Les paroles de la dernière partie du verset 26 ne sont pas en contradiction avec le fait que Jésus est notre intercesseur au ciel. Elles soulignent seulement l’amour du Père pour les croyants et la place d’intimité qu’ils ont en sa présence. Le verset 27 montre l’attitude des disciples envers Jésus; elle est faite d’amour et de foi. Avons-nous cette attitude? Nous aussi, nous serons alors placés sous la bénédiction de l’amour du Père. Nous avons besoin de l’intercession pleine de grâce de Christ, car nous sommes faibles et nous avons souvent des défaillances, mais nous sommes cependant dans une place d’amour et de faveur auprès du Père; nous n’avons pas besoin d’intercession pour l’occuper. Même si certaines personnes peuvent penser qu’elle est nécessaire, Dieu en soit béni, ce n’est absolument pas le cas!

Les disciples croyaient que Jésus était venu de Dieu, mais ils avaient toujours du mal à saisir la pensée qu’il était venu d’auprès du Père; ils n’avaient pas encore réalisé, comme le montrent leurs paroles, que leur intelligence était limitée. Tant que l’Esprit n’a pas été donné, ils sont limités dans leur compréhension (voir v. 31), leur puissance et leur courage (voir v. 32). Ces mêmes hommes qui ont ici l’esprit confus et qui, peu après, seront dispersés et s’enfuiront, vont se rassembler le jour de la Pentecôte avec un esprit clair et un cœur courageux comme celui d’un lion. Intelligence et courage: ces deux qualités devraient nous caractériser aujourd’hui. Est-ce qu’il en est ainsi?

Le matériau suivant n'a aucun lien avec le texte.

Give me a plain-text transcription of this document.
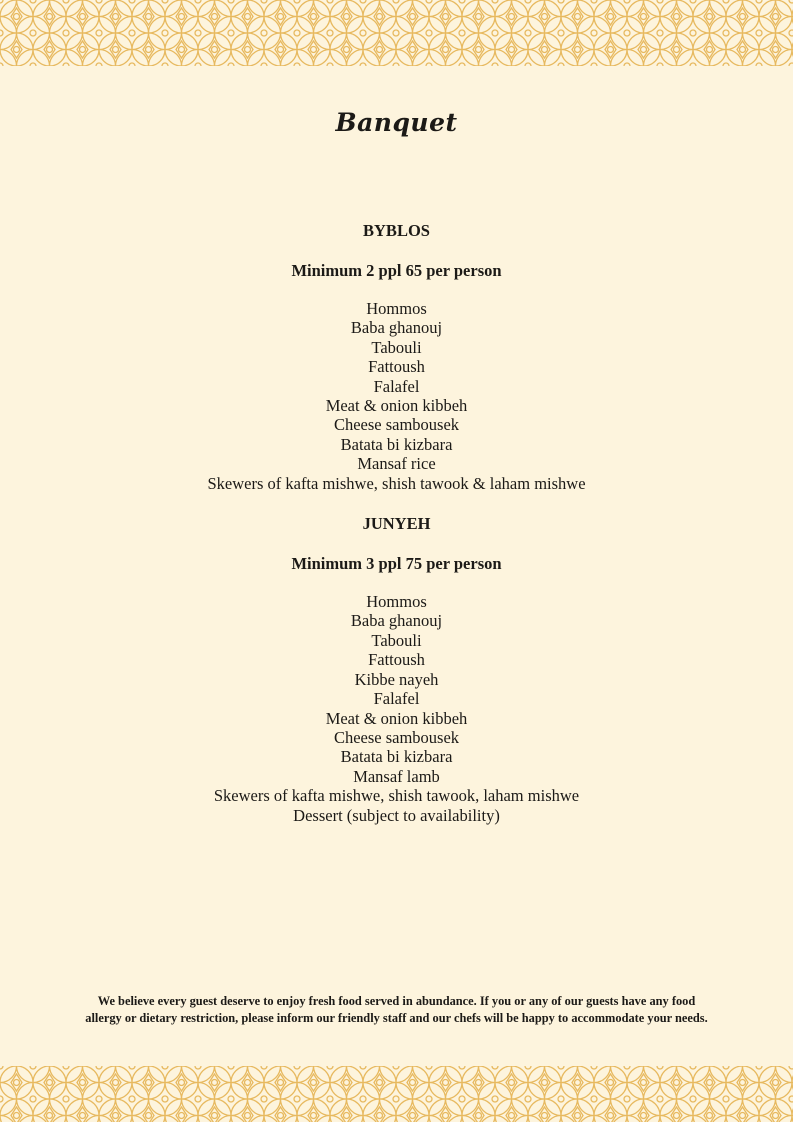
Banquet

BYBLOS

Minimum 2 ppl 65 per person

Hommos
Baba ghanouj
Tabouli
Fattoush
Falafel
Meat & onion kibbeh
Cheese sambousek
Batata bi kizbara
Mansaf rice
Skewers of kafta mishwe, shish tawook & laham mishwe

JUNYEH

Minimum 3 ppl 75 per person

Hommos
Baba ghanouj
Tabouli
Fattoush
Kibbe nayeh
Falafel
Meat & onion kibbeh
Cheese sambousek
Batata bi kizbara
Mansaf lamb
Skewers of kafta mishwe, shish tawook, laham mishwe
Dessert (subject to availability)
We believe every guest deserve to enjoy fresh food served in abundance. If you or any of our guests have any food allergy or dietary restriction, please inform our friendly staff and our chefs will be happy to accommodate your needs.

Le Seigneur n’a aucun soutien de la part de ses disciples pour l’heure sombre qui est devant lui; il peut cependant avancer dans une parfaite dépendance du Père et avec la certitude de sa présence constante. Jésus affronte donc la haine et l’opposition du monde avec une paix parfaite et il en sort totalement vainqueur. Le Seigneur explique qu’il a communiqué tout cela à ses disciples afin qu’à leur tour ils aient la paix en lui, comme lui-même possède la paix dans le Père. De plus, son triomphe sur le monde est la preuve qu’une puissance victorieuse est aussi à la disposition des disciples. Il vient de parler de la haine et de la persécution du monde. Il se peut que ses séductions et ses sourires soient plus dangereux pour nous. Mais, quoi qu’il en soit, notre sécurité repose sur Christ. C’est seulement en étant nés de Dieu et en croyant que Jésus est le Fils de Dieu que nous sommes victorieux du monde (1 Jean 5:4, 5).